Smoking in a car, it has been claimed, intensifies the effects of second hand smoke, with data suggesting smokers are more likely to become distracted while driving, leading to accidents.
There’s also no denying the fact that most motorists – in modern cars, at least – don’t use their in-car cigarette lighters as often as they used to. Most cars don’t even come with one, in fact. The vast majority are fitted with 12V sockets, but the actual lighting elements are usually only available as part of an optional smoker’s pack that costs extra.
Obviously, 12V power supplies are incredibly useful; they can provide juice to a wide range of gadgets – far more, probably, than USB ports. But how often do you plug a USB mini-fridge or a PlayStation into your centre console?
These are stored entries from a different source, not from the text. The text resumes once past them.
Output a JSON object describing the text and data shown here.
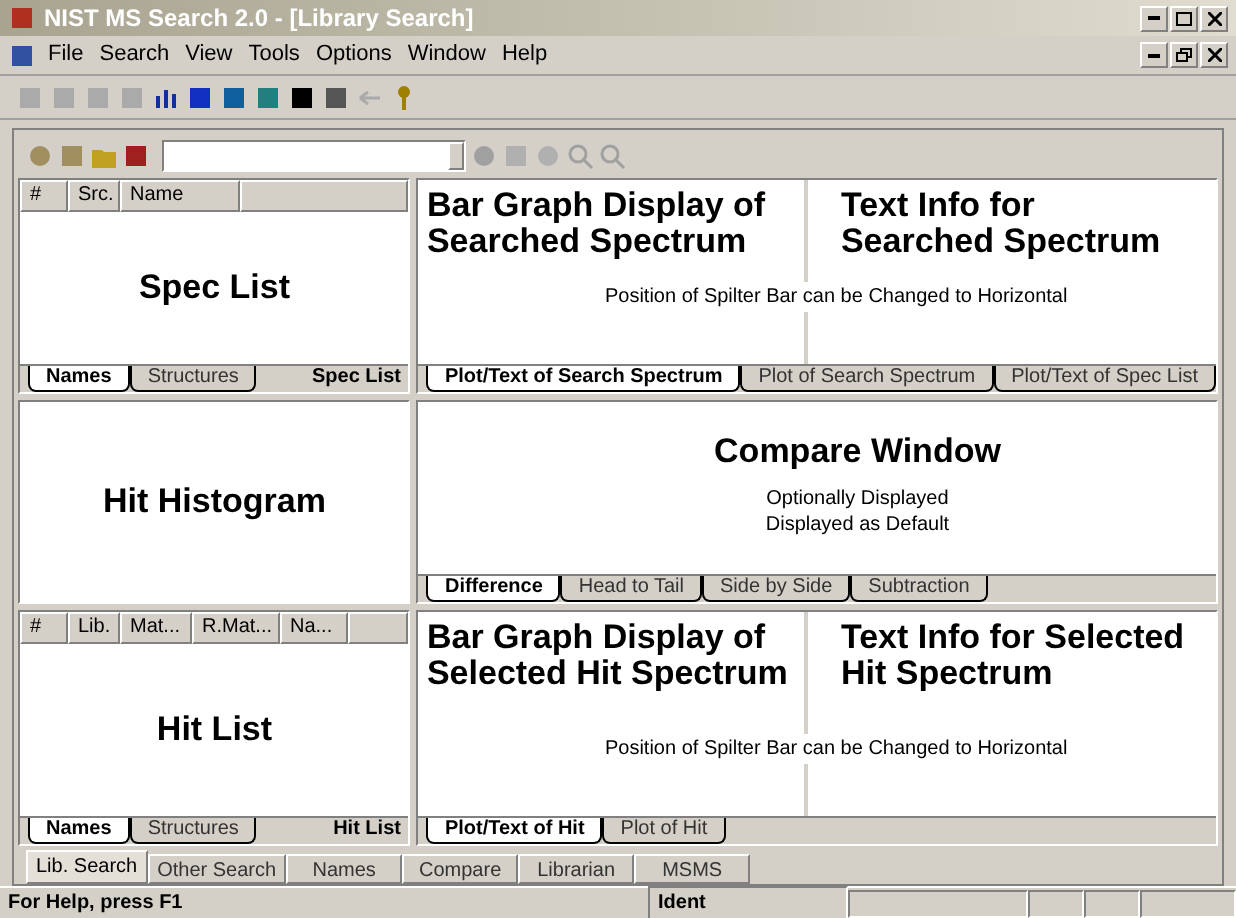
{
  "window": {
    "title": "NIST MS Search 2.0 - [Library Search]"
  },
  "menu": [
    "File",
    "Search",
    "View",
    "Tools",
    "Options",
    "Window",
    "Help"
  ],
  "spec_list": {
    "columns": [
      "#",
      "Src.",
      "Name"
    ],
    "label": "Spec List",
    "tabs": [
      {
        "label": "Names",
        "selected": true
      },
      {
        "label": "Structures",
        "selected": false
      }
    ],
    "caption": "Spec List"
  },
  "search_plot": {
    "left_label": "Bar Graph Display of Searched Spectrum",
    "right_label": "Text Info for Searched Spectrum",
    "note": "Position of Spilter Bar can be Changed to Horizontal",
    "tabs": [
      {
        "label": "Plot/Text of Search Spectrum",
        "selected": true
      },
      {
        "label": "Plot of Search Spectrum",
        "selected": false
      },
      {
        "label": "Plot/Text of Spec List",
        "selected": false
      }
    ]
  },
  "hit_histogram": {
    "label": "Hit Histogram"
  },
  "compare": {
    "title": "Compare Window",
    "lines": [
      "Optionally Displayed",
      "Displayed as Default"
    ],
    "tabs": [
      {
        "label": "Difference",
        "selected": true
      },
      {
        "label": "Head to Tail",
        "selected": false
      },
      {
        "label": "Side by Side",
        "selected": false
      },
      {
        "label": "Subtraction",
        "selected": false
      }
    ]
  },
  "hit_list": {
    "columns": [
      "#",
      "Lib.",
      "Mat...",
      "R.Mat...",
      "Na..."
    ],
    "label": "Hit List",
    "tabs": [
      {
        "label": "Names",
        "selected": true
      },
      {
        "label": "Structures",
        "selected": false
      }
    ],
    "caption": "Hit List"
  },
  "hit_plot": {
    "left_label": "Bar Graph Display of Selected Hit Spectrum",
    "right_label": "Text Info for Selected Hit Spectrum",
    "note": "Position of Spilter Bar can be Changed to Horizontal",
    "tabs": [
      {
        "label": "Plot/Text of Hit",
        "selected": true
      },
      {
        "label": "Plot of Hit",
        "selected": false
      }
    ]
  },
  "bottom_tabs": [
    {
      "label": "Lib. Search",
      "selected": true
    },
    {
      "label": "Other Search",
      "selected": false
    },
    {
      "label": "Names",
      "selected": false
    },
    {
      "label": "Compare",
      "selected": false
    },
    {
      "label": "Librarian",
      "selected": false
    },
    {
      "label": "MSMS",
      "selected": false
    }
  ],
  "status_bar": {
    "help": "For Help, press F1",
    "mode": "Ident"
  }
}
We’d argue most drivers and their passengers would rather top up the batteries in their smartphones via USB.
USB ports are becoming more common in cars as part of increasingly impressive infotainment systems – Audi Connect and Ford Sync being prime examples. But all too often consumers are asked to fork out extra for the privilege. We say it’s time the motoring industry ditched the 12V socket, installed USB as standard and leave those people desperate for nicotine fix to either quit, or buy a cheapo lighter for a few pennies.